I’m currently a teacher working in an LYS school district. I have a question regarding Common Assessments, specifically addressing questions on “reviewing for common assessments”. As an educator, I’m looking for my students to be successful on their assessments, so I’m wondering if we should review the covered content prior to the Common Assessments?

There seems to be confusion with what the best practices are for this. I understand we must keep from teaching or reviewing from the common assessment itself, in order to maintain the fidelity of the test. However, the question still stands, are we able to review for the common assessments, but doing so from the scope and sequence? If so, are we able to review the day of the test or should it be done a few days before the test?  

Thank you for your time.   

SC Response Great questions.  First, you have to decide why you are administering the assessment.  For grades or information? If it is just for grades, honestly the common assessment process is too much of a hassle. So just stick with using statistically invalid teacher made tests. But if you are administering the assessment for information then an entirely new world opens up in front of you. One where field practice can actually inform and improve the profession.  It is in this world where I endeavor to spend my time and energy.  For me there is nothing more exciting.

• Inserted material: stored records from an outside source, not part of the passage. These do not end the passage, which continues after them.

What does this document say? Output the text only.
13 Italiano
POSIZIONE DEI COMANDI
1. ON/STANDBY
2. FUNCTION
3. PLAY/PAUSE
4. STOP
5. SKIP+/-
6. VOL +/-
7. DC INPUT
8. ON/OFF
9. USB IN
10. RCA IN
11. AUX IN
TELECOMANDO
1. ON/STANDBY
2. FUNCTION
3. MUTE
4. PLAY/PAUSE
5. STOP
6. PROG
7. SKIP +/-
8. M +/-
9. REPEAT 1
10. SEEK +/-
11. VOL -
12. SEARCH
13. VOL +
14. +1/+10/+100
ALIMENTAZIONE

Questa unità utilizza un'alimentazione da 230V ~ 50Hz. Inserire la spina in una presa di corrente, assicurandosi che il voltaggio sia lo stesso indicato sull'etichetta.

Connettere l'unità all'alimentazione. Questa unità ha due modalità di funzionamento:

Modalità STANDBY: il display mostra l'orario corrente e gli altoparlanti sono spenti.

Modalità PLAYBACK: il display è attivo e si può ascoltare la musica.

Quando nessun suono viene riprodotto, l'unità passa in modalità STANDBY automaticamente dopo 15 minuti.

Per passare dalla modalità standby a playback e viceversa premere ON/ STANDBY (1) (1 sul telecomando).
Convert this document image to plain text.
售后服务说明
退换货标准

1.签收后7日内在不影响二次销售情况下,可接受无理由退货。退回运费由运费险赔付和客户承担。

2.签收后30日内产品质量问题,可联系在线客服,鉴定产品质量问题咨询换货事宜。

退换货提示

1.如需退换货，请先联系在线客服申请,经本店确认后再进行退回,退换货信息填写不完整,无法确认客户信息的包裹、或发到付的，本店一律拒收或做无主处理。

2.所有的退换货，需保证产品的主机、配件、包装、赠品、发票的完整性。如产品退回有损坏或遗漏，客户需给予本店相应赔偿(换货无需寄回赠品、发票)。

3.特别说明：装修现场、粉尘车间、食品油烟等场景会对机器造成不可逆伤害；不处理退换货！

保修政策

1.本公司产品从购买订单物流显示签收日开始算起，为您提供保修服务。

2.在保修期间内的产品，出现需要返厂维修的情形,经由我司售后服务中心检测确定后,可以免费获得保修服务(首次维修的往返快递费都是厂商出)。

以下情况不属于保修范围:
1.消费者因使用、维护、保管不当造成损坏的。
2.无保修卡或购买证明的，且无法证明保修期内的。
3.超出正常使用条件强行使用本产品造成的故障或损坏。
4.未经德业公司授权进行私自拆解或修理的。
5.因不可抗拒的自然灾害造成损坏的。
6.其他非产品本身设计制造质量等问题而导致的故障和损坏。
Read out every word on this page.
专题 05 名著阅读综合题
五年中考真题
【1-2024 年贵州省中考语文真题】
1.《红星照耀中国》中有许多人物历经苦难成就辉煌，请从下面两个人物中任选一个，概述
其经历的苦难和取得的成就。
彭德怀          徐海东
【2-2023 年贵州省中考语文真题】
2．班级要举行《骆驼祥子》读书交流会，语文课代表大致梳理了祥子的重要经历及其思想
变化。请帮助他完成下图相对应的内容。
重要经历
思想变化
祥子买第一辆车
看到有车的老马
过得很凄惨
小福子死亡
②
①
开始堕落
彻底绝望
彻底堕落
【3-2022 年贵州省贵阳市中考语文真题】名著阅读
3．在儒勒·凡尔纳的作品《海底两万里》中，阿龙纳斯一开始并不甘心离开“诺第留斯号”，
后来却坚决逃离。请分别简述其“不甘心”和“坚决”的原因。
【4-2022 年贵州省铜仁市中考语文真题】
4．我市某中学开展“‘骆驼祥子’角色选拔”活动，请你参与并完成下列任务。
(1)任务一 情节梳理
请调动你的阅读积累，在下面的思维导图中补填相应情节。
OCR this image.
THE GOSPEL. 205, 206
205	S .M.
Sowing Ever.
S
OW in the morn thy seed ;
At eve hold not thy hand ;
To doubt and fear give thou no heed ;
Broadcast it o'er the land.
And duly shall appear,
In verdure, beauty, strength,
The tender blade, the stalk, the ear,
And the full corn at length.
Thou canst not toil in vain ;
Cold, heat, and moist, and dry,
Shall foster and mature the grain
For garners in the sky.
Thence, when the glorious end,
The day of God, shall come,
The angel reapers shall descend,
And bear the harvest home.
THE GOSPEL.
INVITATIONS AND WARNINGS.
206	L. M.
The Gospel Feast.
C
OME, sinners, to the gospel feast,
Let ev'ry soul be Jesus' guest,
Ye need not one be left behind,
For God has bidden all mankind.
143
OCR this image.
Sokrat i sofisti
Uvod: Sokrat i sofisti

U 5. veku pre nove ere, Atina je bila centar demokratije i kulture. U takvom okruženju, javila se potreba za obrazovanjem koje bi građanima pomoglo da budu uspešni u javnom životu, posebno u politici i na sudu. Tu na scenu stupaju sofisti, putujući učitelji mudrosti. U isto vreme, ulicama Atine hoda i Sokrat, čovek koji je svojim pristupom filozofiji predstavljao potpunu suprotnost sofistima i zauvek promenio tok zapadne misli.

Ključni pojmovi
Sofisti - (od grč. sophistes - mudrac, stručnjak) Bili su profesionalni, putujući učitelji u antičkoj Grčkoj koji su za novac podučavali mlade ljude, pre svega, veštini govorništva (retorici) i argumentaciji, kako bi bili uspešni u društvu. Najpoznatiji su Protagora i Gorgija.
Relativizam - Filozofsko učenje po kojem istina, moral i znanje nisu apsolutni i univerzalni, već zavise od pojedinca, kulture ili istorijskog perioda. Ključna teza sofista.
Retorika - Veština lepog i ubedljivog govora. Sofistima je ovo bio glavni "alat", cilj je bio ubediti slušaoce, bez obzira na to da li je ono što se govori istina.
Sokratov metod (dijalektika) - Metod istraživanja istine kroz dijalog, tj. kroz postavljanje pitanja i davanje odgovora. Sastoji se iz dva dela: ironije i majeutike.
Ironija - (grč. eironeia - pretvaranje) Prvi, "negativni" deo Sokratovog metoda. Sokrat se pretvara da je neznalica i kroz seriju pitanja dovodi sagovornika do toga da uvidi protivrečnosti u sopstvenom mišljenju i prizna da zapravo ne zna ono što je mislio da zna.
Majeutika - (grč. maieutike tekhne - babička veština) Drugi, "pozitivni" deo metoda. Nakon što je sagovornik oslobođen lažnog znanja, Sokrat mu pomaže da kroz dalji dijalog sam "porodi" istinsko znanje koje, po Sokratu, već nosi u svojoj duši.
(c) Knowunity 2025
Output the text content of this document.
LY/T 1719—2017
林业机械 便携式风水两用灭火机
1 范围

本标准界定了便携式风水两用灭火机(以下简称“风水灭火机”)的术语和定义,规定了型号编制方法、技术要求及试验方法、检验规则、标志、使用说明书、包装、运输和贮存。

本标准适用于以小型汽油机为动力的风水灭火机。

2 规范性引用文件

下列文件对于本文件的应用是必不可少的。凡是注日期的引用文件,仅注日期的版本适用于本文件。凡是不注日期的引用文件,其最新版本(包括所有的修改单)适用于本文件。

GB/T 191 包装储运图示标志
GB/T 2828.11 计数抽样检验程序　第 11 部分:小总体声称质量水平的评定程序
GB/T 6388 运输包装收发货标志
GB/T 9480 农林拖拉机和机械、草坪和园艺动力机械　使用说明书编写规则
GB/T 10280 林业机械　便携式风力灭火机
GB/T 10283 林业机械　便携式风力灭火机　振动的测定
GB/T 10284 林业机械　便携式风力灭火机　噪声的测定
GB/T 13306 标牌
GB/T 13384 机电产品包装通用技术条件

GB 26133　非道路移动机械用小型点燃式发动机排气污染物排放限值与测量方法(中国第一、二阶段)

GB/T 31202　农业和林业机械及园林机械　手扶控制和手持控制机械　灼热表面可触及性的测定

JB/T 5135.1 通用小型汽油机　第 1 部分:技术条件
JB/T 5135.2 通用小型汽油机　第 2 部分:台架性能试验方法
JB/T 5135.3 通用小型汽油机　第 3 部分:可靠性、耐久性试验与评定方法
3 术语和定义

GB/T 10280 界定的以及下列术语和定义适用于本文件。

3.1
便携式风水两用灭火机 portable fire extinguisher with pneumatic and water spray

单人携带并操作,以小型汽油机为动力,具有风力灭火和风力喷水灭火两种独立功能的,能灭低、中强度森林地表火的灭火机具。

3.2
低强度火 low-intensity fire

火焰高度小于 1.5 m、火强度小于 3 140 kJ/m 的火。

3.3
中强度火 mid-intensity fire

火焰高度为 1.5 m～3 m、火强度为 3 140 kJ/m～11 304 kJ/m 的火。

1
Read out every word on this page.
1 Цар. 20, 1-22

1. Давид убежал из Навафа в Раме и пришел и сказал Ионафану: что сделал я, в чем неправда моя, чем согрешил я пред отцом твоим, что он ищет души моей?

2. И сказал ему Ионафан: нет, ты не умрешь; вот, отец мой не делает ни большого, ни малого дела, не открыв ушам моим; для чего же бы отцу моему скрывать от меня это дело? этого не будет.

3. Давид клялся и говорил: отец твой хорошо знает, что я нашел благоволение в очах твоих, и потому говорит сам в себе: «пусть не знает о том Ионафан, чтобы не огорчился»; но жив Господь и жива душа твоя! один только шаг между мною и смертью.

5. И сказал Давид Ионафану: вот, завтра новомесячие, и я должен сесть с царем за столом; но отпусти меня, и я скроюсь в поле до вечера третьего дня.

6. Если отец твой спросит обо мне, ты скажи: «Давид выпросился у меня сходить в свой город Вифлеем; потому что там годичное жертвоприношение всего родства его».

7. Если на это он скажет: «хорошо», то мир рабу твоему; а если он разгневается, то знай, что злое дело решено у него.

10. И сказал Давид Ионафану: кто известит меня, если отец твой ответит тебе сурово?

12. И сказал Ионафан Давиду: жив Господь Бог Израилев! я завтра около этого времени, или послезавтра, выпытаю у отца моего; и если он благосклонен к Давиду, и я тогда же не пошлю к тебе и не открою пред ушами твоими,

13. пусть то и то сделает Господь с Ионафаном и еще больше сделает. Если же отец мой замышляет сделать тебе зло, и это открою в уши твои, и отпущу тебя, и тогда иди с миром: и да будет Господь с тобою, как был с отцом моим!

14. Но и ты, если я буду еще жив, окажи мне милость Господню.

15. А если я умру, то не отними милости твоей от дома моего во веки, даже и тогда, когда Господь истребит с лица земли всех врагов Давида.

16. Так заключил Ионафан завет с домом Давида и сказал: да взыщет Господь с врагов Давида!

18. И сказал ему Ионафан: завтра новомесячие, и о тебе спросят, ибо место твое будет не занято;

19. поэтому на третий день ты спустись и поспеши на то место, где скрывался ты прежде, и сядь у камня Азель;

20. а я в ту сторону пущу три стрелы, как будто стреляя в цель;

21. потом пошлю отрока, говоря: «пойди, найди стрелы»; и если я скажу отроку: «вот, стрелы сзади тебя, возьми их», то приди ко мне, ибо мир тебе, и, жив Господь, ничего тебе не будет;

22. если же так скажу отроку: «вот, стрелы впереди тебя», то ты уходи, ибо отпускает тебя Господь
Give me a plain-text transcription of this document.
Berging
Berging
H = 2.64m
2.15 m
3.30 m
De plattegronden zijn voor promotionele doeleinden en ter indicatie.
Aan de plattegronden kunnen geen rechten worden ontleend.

All of that to say this, “I believe that reviewing for a common assessment is a waste of instructional time and effectively invalidates the assessment for data analysis, problem solving and system level decision-making.” 

What you want to do is teach the curriculum to the best of your ability up to the assessment administration.  If you do this, over time the data will reveal the following:

A. Am I (or, are we) staying on pace with the scope and sequence

B. Am I (or, are we) using more effective or less effective practices, in terms of student retaining, processing and using the delivered content.

If I review for the assessment, what the data primarily tells me is how effective my review sessions are. Now some will say, “If I don’t review, my students will get lower grades.”

To which I respond, “The purpose of the assessment is not to collect grades but to generate instructional data that informs our next instructional decisions.”

Others will say, “If I don’t review, it will look like I’m less of a teacher than my peers who are providing a review.”

To which I respond, “The purpose of the assessment is not to collect grades but to generate instructional data that informs our next instructional decisions. If you can suffer through a couple of assessment cycles, you will soon leave the reviewers in the dust.  Because you will soon be teaching better and those using the crutch of review won’t be able to keep up with you and your class.”

Now, that does mean that I never review for a common assessment.  It is my hope that based on your embedded formative assessment and how students respond to the closing question in each lesson that there is a constant cycle of review of prior knowledge, introduction of new material, practice, demonstrated understanding, repeat.  That is solid instruction.  And good assessment data puts you in a position to get even better at it.

I hope this helps and if you have any other questions, you know how to find me.